American Physical Society, College Park MD

Investigators

Abstract

The APS proposes to use what has been named the "World Year of Physics 2005" commemorating the centennial of Einstein's "Annus Mirabilis" as an outreach opportunity for the physics community. To this end the PI and coPI originally planned to implement a set of activities intended to promote physics awareness and excitement in K-12 students and the general public. The original proposal listed seven activities: 1) a poster contest for fifth graders; 2) a physics quest for middle school students with the location of a hidden treasure to be determined by a set of experiments; 3) measurement of the radius of the earth by the method of Eratosthenes for high school students; 4) "Physics on the Road" for all ages in which physics demonstrations and hands-on experiments are taken from a university-based department to schools and other appropriate locations; 5) "Stories in Physics" which will be a set of interviews with prominent physicists made available as CDs for radio stations and as audio on the World Year of Physics 2005 Website; 6) "Einstein at Home," a distributed computing project similar to "SETI at Home" in which data from the LIGO detectors is made available to home PCs to be analyzed during idle CPU time; and 7) "Einstein in Four Dimensions," a poster to be produced by the APS to graphically highlight the contributions of Einstein to our understanding of the universe.

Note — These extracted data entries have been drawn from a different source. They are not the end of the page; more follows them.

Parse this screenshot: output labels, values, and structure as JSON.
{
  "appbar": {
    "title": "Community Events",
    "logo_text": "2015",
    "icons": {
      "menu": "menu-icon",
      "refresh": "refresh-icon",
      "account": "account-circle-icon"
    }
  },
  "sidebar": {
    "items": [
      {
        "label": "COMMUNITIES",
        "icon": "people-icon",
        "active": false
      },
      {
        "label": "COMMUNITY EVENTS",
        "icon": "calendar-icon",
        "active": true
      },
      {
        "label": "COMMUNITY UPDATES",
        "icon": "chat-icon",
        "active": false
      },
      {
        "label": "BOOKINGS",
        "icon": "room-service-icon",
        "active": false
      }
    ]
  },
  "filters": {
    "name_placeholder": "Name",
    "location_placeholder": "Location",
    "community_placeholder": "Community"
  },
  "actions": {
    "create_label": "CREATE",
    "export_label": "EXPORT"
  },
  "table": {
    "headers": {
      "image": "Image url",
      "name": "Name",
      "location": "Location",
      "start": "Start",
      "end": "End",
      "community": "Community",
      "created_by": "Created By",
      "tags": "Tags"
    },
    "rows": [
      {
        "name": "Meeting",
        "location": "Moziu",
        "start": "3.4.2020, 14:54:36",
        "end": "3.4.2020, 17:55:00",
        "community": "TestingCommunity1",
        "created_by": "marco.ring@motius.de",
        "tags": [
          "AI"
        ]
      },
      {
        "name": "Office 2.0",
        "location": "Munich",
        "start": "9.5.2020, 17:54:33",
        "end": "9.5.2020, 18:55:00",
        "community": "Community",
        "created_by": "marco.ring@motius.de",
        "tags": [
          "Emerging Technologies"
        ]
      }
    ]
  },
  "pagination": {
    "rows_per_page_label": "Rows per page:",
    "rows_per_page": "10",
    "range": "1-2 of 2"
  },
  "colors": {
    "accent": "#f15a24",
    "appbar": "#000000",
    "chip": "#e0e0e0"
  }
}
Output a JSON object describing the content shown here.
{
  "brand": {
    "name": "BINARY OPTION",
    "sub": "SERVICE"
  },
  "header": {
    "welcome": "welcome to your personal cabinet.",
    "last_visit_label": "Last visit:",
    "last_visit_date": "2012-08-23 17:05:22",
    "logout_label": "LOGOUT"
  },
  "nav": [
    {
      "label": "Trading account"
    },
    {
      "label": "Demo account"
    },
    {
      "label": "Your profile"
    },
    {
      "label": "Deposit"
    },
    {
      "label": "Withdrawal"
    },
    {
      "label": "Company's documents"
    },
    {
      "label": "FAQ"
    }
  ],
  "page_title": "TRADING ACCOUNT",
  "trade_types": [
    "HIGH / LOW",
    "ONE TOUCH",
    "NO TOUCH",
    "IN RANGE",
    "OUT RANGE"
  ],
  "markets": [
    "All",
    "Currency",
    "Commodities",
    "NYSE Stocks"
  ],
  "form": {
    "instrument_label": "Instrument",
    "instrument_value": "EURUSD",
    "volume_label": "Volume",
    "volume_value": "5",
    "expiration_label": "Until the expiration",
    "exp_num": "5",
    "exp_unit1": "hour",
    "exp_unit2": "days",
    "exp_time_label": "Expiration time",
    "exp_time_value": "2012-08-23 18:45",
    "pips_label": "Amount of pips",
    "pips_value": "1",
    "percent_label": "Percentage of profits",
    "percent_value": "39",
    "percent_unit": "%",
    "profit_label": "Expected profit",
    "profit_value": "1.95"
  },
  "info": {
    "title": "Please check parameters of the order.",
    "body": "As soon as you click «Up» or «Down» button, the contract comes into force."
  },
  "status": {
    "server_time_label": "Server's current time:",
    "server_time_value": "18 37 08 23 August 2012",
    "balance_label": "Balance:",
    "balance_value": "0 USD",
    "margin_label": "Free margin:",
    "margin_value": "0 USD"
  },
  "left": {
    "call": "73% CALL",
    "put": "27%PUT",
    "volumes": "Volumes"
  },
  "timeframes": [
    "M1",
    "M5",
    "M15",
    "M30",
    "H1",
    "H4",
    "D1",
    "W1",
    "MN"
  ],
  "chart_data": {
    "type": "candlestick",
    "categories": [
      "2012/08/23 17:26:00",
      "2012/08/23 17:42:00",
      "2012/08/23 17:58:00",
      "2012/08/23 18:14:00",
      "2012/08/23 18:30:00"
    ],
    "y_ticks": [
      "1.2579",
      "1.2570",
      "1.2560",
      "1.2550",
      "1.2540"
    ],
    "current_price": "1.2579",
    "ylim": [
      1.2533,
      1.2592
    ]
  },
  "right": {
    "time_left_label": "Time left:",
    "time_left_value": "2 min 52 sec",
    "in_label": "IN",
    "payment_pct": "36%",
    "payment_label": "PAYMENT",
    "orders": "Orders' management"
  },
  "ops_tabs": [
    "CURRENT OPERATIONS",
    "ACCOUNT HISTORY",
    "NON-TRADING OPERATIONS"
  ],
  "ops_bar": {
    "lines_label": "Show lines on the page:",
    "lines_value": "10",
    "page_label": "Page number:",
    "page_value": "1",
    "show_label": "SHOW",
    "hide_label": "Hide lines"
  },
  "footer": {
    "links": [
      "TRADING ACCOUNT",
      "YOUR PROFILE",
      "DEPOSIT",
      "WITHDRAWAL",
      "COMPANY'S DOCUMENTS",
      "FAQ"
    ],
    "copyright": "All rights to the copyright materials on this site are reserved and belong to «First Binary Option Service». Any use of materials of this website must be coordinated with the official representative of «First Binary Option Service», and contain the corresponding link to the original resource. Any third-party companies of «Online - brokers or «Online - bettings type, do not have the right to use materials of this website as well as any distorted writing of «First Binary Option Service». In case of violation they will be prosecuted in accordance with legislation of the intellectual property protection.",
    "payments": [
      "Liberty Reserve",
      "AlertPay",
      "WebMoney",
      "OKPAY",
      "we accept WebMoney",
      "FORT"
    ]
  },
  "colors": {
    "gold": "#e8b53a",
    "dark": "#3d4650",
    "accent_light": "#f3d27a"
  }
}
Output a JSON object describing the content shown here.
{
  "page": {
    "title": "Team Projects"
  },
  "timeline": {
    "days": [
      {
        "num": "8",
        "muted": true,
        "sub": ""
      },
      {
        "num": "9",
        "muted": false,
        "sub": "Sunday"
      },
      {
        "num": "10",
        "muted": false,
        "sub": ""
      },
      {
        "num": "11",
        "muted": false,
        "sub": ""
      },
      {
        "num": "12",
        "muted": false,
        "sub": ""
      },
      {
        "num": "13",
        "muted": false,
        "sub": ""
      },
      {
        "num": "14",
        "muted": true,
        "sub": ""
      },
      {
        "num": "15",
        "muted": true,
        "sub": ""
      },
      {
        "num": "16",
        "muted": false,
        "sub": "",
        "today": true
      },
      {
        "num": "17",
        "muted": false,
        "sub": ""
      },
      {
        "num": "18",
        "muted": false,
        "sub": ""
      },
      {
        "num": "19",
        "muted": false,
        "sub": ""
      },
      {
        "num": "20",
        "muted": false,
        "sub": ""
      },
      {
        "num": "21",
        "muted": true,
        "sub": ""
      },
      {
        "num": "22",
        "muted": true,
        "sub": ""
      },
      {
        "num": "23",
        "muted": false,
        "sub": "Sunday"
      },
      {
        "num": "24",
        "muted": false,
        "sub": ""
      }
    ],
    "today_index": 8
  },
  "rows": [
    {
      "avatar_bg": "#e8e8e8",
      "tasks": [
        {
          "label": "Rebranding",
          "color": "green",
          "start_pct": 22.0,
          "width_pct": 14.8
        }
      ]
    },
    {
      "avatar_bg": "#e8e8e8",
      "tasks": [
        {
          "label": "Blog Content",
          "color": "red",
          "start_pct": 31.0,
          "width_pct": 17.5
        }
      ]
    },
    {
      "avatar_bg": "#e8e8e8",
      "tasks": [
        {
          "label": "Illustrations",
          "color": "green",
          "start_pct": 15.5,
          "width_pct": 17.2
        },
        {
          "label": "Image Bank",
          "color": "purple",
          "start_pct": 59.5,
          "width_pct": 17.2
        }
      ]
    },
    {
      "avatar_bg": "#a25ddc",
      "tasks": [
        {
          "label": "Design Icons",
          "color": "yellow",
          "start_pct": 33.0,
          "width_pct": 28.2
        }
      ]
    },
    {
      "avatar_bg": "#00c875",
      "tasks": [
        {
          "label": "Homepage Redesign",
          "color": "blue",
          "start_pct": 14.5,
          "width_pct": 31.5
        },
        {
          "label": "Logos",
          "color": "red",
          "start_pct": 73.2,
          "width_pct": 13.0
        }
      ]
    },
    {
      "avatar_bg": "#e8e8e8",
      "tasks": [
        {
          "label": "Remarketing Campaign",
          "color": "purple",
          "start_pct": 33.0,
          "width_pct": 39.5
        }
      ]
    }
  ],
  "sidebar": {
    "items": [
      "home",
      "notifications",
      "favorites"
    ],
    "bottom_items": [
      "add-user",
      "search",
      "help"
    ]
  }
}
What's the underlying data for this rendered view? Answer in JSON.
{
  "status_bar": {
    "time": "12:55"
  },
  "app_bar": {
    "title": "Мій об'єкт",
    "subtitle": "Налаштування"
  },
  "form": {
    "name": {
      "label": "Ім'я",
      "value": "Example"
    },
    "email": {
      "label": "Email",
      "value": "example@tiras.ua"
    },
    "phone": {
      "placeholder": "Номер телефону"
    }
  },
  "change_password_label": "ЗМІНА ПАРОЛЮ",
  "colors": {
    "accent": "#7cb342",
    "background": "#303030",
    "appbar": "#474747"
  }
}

After review of the proposal and discussions with the PHY Division, the PI descoped the project, submitting a revised budget and proposed to do only activities 2, 3, 4, and 6. The proposed U.S. effort will be part of a worldwide celebration of Einstein's achievements. The APS hosted an international organizational meeting last spring for the World Year of Physics that attracted some 62 participants from 29 countries. Germany, France, the U.K, and Switzerland plan programs that are much larger on a per capita basis than that planned by the APS.